There are some fast flags that are deliberately not turned on because they are part of a larger feature. In other cases there are multiple flags associated with a particular feature. If flags are not enabled in the correct configuration a feature may not work as intended and could lead to all kinds of bad behavior. Flags are often named in an intuitive way, but in other cases they are not. There is no way as a developer to know exactly what flags govern a particular feature, and without that complete knowledge you can cause problems for your game if the flags are not configured correctly.


Flags can be in an off state for many different reasons. Sometimes code just shipped and we are simply waiting to enable a flag. In other cases, we may have noticed that a flag is causing a problem and so we need to leave it off while we work on a fix. There may be flags that can’t be turned on until some backend service is ready to support them. If you change the state of a flag from what we have set, you could be opening up your client and game to any number of issues that could crash your sessions or corrupt your data.
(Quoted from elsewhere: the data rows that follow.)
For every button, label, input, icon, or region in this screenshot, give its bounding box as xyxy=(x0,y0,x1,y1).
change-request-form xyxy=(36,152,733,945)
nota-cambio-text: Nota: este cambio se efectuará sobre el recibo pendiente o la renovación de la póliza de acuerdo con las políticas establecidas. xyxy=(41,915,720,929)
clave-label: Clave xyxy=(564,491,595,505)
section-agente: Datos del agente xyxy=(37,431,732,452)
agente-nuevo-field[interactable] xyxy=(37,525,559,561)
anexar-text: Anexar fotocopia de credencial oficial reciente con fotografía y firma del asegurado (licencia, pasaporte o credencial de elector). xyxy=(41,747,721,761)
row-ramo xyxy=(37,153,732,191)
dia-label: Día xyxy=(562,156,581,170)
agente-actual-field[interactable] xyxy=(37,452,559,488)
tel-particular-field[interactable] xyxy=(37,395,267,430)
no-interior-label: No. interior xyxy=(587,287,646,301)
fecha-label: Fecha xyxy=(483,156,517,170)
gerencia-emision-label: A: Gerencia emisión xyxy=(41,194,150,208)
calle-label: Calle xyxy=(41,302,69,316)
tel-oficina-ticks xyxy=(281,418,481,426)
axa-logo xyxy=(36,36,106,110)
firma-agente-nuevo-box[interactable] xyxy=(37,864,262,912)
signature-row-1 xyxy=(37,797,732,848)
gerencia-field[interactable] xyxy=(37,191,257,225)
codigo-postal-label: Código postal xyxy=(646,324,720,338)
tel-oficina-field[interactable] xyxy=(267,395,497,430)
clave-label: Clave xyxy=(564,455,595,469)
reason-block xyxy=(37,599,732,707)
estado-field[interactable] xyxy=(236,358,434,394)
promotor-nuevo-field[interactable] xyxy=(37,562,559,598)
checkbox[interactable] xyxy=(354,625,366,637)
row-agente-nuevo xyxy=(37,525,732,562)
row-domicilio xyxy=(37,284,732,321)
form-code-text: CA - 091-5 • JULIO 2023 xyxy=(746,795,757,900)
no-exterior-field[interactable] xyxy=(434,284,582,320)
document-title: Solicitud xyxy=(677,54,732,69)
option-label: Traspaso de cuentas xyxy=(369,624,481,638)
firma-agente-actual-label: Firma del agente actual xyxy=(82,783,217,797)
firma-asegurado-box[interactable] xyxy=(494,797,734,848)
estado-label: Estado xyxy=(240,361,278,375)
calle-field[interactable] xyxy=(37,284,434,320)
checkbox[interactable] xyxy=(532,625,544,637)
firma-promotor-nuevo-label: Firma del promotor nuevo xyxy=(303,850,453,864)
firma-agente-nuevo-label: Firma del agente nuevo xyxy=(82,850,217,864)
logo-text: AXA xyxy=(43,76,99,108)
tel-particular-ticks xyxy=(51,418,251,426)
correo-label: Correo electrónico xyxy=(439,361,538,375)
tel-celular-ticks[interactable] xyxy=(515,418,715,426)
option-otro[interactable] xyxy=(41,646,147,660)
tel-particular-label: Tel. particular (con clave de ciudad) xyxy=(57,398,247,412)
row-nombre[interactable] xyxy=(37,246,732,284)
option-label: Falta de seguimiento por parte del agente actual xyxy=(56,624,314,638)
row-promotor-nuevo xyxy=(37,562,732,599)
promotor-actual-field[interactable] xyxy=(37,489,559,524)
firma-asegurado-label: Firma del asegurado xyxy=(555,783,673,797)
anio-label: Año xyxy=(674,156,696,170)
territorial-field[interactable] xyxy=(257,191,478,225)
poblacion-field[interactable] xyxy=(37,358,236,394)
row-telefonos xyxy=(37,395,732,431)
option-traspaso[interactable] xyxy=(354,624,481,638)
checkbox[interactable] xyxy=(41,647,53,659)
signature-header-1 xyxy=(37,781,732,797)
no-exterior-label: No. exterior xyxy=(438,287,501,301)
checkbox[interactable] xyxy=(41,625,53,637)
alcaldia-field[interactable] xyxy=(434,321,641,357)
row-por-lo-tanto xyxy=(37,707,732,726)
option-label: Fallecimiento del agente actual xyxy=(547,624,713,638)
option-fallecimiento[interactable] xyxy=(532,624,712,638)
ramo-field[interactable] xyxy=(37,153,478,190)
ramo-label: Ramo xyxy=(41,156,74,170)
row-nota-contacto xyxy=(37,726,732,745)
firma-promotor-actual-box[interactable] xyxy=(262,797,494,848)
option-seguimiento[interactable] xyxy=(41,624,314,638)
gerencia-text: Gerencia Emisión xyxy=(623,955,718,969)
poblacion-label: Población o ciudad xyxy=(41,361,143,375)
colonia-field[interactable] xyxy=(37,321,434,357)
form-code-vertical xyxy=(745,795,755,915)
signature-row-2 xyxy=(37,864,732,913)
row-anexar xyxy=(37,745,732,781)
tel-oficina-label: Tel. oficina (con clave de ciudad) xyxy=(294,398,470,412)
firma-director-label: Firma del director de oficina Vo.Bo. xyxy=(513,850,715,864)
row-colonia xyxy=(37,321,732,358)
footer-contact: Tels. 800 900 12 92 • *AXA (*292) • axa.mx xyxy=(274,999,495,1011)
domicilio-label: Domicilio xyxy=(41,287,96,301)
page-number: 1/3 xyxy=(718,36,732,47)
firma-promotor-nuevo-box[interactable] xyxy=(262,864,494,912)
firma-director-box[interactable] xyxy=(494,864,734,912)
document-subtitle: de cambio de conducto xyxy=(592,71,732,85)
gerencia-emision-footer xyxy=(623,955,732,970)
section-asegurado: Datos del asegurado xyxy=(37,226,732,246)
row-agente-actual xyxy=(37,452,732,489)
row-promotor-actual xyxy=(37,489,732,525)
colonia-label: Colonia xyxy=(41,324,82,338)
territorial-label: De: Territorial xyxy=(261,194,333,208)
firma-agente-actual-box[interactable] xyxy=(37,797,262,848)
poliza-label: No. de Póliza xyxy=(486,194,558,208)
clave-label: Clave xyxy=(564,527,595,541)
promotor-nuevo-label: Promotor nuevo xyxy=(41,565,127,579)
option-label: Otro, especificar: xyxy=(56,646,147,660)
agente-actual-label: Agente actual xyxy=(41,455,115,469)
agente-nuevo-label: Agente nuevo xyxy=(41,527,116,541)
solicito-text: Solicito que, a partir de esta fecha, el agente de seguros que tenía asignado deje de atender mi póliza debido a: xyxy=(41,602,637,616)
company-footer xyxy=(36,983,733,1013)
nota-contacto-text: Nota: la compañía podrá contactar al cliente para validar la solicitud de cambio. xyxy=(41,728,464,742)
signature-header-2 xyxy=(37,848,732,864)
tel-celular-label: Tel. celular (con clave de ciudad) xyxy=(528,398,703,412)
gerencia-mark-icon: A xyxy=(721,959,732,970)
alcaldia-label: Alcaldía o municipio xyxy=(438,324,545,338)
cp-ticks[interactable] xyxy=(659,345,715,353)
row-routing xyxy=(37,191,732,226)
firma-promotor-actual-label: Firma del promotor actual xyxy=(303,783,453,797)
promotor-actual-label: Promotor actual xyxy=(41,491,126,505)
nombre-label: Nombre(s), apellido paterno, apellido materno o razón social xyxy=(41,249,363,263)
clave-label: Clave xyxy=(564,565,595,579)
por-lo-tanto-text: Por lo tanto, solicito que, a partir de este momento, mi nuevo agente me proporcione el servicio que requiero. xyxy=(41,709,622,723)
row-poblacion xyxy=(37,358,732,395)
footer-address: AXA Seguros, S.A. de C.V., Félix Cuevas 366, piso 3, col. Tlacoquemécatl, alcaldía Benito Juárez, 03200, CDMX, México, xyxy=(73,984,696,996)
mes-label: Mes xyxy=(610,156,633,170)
On the topic of corruption, there are many features that we have to very carefully enable. We sometimes change how our objects and data are structured. Part of the process of releasing these changes is making sure new objects are constructed the way we want and also that we update old content to match the new structures. If you suddenly enable a fast flag for such a feature, you could be skipping vital steps in making sure your existing content works well with the new system. At best things will not work or display properly, but at worst you could permanently corrupt your data or your players’ data.

We understand that it can be tempting to test new features before they are released, but damage from misuse of the fast flag system can be catastrophic and irreversible. Roblox will be unable to assist you in the event of data loss. If you have any questions or comments about upcoming changes to the platform please discuss them on this forum.

Thank you for your understanding.


How strange, I didn’t even know it was a thing up until now, but I will avoid using them.


Yeah i’ve never heard of them

Very nice explanation, and yeah developers do need to be very careful if they’re trying to get their hands dirty in things like this. If you don’t know how to use them, don’t bother trying to.

With great power comes great responsibility, so don’t be stupid (like me).


Any time I play with fast flags is when I want to roll back things that make studio more difficult to use. I’ve pretty much given up on trying to remove right-click-to-select though, it seems to be very well hidden.


I have a studio testing environment dedicated to just this : Testing fast flags.

It’s literally a baseplate, with a seperate version of studio using @Maximum_ADHD’s studio mod manager. So if anything weird happens, it doesn’t affect my ‘live’ version of studio.